Some authors have learned how to obtain more remote professions and, because of that, also meatier in literary terms. In an interview for Playboy, Roberto Bolaño told Monica Maristain: “I have best redeemed myself as the night watchman of a campsite near Barcelona. Nobody ever stole while I was there. I stopped some fights that could have ended badly, and I prevented a lynching-although on second thought, I should have lynched or strangled the guy myself.” What Arturo Belano a Mary Watson in The savage detectives:
Toward the end of the night, I remember seeing Hans arguing with the watchman. He was speaking in Spanish and seemed increasingly upset. I watched them for a while. At one moment I thought he was going to start crying. The night watchman seemed calm, though, or at least he wasn’t waving his arms or making wild gestures.

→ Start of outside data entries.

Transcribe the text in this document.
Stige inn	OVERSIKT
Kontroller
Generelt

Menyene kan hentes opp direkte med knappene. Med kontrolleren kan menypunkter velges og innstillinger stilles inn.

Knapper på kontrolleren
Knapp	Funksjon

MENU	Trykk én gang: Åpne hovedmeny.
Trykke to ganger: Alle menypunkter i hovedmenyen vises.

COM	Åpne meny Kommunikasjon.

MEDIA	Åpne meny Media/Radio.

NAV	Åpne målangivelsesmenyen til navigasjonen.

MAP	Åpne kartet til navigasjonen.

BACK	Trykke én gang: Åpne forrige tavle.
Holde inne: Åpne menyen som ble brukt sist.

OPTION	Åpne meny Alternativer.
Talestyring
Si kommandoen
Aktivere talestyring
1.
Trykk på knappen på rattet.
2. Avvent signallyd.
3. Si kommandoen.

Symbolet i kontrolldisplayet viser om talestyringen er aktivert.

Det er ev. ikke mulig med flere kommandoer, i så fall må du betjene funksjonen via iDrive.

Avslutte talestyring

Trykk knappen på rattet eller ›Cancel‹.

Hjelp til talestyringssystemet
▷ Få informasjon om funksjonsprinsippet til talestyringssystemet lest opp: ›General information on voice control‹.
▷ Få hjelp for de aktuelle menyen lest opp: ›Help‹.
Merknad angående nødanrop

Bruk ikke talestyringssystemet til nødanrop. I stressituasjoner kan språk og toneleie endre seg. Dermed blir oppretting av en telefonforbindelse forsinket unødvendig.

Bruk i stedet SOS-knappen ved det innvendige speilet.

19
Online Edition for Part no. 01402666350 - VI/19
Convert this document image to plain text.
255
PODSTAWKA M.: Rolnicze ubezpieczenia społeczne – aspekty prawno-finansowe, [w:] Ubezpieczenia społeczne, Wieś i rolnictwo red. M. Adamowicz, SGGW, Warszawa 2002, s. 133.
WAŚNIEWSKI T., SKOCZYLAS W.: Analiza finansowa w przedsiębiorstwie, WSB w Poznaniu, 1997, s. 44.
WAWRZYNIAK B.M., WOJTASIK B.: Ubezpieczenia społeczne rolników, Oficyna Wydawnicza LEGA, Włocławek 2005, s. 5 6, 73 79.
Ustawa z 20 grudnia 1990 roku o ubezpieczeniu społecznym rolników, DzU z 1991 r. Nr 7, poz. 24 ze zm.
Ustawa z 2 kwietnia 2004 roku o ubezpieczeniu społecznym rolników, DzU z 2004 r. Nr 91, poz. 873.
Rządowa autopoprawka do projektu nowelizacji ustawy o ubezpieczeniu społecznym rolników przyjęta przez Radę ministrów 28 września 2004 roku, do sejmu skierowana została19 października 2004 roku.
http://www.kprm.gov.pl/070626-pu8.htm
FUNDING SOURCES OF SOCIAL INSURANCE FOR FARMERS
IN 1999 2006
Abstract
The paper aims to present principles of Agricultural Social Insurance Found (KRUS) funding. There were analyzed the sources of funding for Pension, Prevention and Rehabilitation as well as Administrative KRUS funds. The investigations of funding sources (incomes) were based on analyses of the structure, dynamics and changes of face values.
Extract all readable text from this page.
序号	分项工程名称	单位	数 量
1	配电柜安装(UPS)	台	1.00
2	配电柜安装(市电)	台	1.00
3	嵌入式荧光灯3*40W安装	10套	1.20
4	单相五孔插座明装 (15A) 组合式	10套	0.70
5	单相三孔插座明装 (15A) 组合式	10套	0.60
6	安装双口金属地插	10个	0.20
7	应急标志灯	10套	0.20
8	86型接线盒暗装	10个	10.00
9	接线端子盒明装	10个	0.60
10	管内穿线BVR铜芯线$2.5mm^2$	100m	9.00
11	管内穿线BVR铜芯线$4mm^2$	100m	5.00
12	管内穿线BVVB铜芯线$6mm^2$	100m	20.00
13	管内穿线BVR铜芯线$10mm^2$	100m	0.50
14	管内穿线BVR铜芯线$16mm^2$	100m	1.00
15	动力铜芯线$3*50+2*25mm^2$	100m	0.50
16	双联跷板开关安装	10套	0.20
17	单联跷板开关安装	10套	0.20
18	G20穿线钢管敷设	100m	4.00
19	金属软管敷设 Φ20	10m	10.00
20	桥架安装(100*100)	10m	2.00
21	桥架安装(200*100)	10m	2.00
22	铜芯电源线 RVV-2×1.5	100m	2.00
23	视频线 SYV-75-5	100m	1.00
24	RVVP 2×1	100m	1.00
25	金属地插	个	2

As I was swimming the next day, still not recovered from drinking the night before, I saw him again. He was the only person on the beach, and he was sitting on the sand, fully dressed, reading the paper. As I came out of the water, I waved. He looked up and waved back. He was very pale, and his hair was a mess, as if he had just woken up.
Further on:
The cabin where he spent the night was so small that anyone who wasn’t a child, or a dwarf couldn’t lie down full-length inside it. We tried to make love on our knees, but it was too uncomfortable. Later we tried to do it sitting in a chair. Finally, we ended up laughing, not having fucked. When the sun came up, he walked me to my tent and then he left. I asked him where he lived. In Barcelona, he said. We have to go to Barcelona together, I said.
An also Javier Cercas in Soldiers of Salamis, returning Bolaño his role:
Bolaño met Miralles in the summer of 1978, in the Estrella de Mar campsite, in Castelldefells. The Estrella de Mar was a caravan site where a floating population, comprised basically of members of the European proletariat, would show up each summer: French, English, Dutch, Germans, the odd Spaniard. Bolaño remembered that, at least during the time he spent there, those people were very happy; he also remembered that he, too, was happy. He worked at the campsite for four summers, from 1978 to 1981, sometimes on weekends in the winters too; he worked as rubbish collector, night watchman, everything.
“‘It was my doctorate,’ Bolaño assured me. ‘I got to know such a range of human fauna. Actually, never in my life have I learned so many things, so quickly, as I did there.’”
There are several possibilities to write about. We can also tackle the topic in another way, that of the professional who decides to write with literary ambition yet remaining in their profession without becoming writers but adding to their professional condition of doctor or jurist or computer scientist the profession of a writer. Perhaps the shift is more usual when writing essays, but there are also cases including novels. Two examples will suffice: Oliver Sacks, neurologist, with his exceptional books about medical cases that he had treated, or Tony Judt, historian, with his essays about Europe that have transformed him into their conscience custodian.